The Libyan Restaurants (LR) is a manually annotated sentiment analysis dataset written in the Libyan Arabic dialect. The data was collected from real-world restaurant reviews on Facebook and Google Maps.
The dataset is intended to serve as a benchmark resource for evaluating machine learning and deep learning models in low-resource Arabic dialect NLP. This repository provides the dataset, annotation details, and baseline results to ensure reproducibility and fair comparison across studies.
| Attribute | Value |
|---|---|
| Total comments | 4,609 |
| Positive reviews | 2,509 (55.4%) |
| Negative reviews | 2,020 (44.6%) |
| Language | Libyan Arabic dialect |
| Domain | Restaurant reviews |
| Sources | Facebook, Google Maps |
| Annotation | Manual (3 annotators) |
| Labels | Binary (1 = Positive, 0 = Negative) |
The dataset is provided in Excel format with the following structure:
message: User comment written in Libyan Arabic.label: Sentiment label (1 = Positive, 0 = Negative).
message,label
"المطعم باهي والخدمة سريعة",1
"الخدمة بلهون بكل والطلب تأخر",0
To ensure high linguistic validity and contextual accuracy, the following procedure was used:
- Filtration: Comments were filtered to retain only Libyan dialect text.
- Labeling: Two native Libyan annotators independently labeled each comment.
- Polarity: Labels reflect overall sentiment polarity.
- Exclusions: Neutral, spam, and non-opinion comments were excluded.
Baseline experiments were conducted using TF–IDF features and classical machine learning models. These results are provided as reference baselines for future research.
| Model | Accuracy | F1-score |
|---|---|---|
| Multinomial Naïve Bayes | 0.844 | 0.842 |
| Support Vector Machine | 0.833 | 0.833 |
| Logistic Regression | 0.823 | 0.823 |
This dataset is designed for:
- Sentiment analysis benchmarking.
- Arabic dialect NLP research.
- Low-resource language modeling.
- Comparison between Classical ML and Deep Learning.
- Cross-dialect and transfer learning studies.
- Domain-specific: Contains restaurant reviews only.
- Geography: Focused primarily on Tripoli-based data.

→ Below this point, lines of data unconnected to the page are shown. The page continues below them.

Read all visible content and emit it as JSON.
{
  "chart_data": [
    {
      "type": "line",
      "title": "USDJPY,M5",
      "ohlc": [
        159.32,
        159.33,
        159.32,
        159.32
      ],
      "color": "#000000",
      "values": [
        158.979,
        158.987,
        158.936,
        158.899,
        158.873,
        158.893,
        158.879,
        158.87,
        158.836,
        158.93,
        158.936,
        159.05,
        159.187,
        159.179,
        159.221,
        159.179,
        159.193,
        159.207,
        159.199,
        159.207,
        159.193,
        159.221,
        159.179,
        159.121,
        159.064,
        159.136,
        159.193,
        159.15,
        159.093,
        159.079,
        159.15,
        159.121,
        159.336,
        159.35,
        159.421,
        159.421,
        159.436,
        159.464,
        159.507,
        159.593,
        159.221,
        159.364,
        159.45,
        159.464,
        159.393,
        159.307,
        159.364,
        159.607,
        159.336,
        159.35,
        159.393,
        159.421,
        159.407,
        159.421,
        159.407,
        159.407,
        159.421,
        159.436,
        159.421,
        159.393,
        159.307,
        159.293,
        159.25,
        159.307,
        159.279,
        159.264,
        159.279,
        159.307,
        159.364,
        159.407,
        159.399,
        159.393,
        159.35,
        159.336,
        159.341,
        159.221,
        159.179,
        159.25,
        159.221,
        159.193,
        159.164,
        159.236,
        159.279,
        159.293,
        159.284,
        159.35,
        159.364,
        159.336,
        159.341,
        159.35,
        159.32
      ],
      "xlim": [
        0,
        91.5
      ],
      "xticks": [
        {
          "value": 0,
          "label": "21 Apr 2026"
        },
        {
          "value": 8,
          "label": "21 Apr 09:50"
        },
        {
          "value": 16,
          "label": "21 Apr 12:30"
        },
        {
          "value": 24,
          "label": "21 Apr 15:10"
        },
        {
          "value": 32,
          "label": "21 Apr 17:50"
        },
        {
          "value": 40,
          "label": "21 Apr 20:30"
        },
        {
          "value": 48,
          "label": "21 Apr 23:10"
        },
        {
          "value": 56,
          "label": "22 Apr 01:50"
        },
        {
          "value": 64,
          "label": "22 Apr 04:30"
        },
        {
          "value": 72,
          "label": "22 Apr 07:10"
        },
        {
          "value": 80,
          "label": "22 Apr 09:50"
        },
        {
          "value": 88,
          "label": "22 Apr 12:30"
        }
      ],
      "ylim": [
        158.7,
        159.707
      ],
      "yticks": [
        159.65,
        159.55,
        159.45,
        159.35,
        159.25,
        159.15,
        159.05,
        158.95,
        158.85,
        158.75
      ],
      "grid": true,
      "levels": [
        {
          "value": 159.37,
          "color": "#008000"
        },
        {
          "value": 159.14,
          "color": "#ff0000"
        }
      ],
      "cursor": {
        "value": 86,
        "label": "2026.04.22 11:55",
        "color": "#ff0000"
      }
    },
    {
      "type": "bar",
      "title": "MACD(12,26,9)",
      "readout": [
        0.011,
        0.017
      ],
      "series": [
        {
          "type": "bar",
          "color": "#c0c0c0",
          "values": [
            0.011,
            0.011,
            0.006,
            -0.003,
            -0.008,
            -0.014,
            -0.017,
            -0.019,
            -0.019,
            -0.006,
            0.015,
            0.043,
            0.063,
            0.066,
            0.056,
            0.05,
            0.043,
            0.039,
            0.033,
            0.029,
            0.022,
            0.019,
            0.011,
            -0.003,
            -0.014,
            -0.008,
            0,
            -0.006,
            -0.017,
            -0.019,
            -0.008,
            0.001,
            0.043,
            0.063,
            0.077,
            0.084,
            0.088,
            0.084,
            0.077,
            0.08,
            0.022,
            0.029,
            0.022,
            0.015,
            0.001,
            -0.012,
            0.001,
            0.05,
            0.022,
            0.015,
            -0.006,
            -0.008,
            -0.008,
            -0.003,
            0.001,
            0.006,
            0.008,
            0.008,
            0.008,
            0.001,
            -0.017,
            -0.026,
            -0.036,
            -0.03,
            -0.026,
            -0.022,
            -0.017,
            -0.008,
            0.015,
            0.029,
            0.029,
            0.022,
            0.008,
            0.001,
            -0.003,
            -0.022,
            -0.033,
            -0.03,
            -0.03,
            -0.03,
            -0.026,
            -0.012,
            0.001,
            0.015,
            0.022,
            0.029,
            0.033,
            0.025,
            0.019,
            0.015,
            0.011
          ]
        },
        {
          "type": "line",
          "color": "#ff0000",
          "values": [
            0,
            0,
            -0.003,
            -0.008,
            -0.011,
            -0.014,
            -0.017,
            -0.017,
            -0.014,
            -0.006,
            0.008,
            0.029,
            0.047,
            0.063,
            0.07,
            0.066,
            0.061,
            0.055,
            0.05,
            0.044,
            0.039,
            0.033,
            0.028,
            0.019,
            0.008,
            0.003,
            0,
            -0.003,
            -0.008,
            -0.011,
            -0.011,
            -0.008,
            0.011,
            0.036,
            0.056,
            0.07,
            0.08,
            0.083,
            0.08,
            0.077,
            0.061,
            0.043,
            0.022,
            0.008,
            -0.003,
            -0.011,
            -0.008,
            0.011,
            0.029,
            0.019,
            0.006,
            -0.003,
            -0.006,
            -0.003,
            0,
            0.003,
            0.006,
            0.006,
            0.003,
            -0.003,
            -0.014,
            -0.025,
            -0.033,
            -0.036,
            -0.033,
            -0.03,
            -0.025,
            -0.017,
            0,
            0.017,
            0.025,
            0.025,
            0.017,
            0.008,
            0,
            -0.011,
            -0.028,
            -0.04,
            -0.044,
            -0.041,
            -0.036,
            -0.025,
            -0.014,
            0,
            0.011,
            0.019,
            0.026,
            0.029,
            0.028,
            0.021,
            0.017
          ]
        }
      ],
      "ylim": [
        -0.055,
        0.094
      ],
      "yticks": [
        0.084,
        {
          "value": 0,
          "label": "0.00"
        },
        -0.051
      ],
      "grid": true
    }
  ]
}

- Labels: Binary sentiment labels only (no neutral or multi-class labels).
- Scale: Dataset size (4.6k) may limit the training of very large transformer models from scratch.
If you use this dataset in your research, please cite the following paper:
@article{libyan_restaurants_corpus,
title={Libyan Restaurants: A New Annotated Corpus for Sentiment Analysis of the Libyan Arabic Dialect},
author={Arif, Manar and Lamami, Rabia and Saheri, Weiam and Essgaer, Mansour and Agaal, Asma and Abuhajar, Aisha},
year={2025},
journal={IEEE Conference Proceedings}
}This dataset is released under the Creative Commons Attribution 4.0 (CC BY 4.0) license. You are free to use, share, and adapt the data with proper attribution.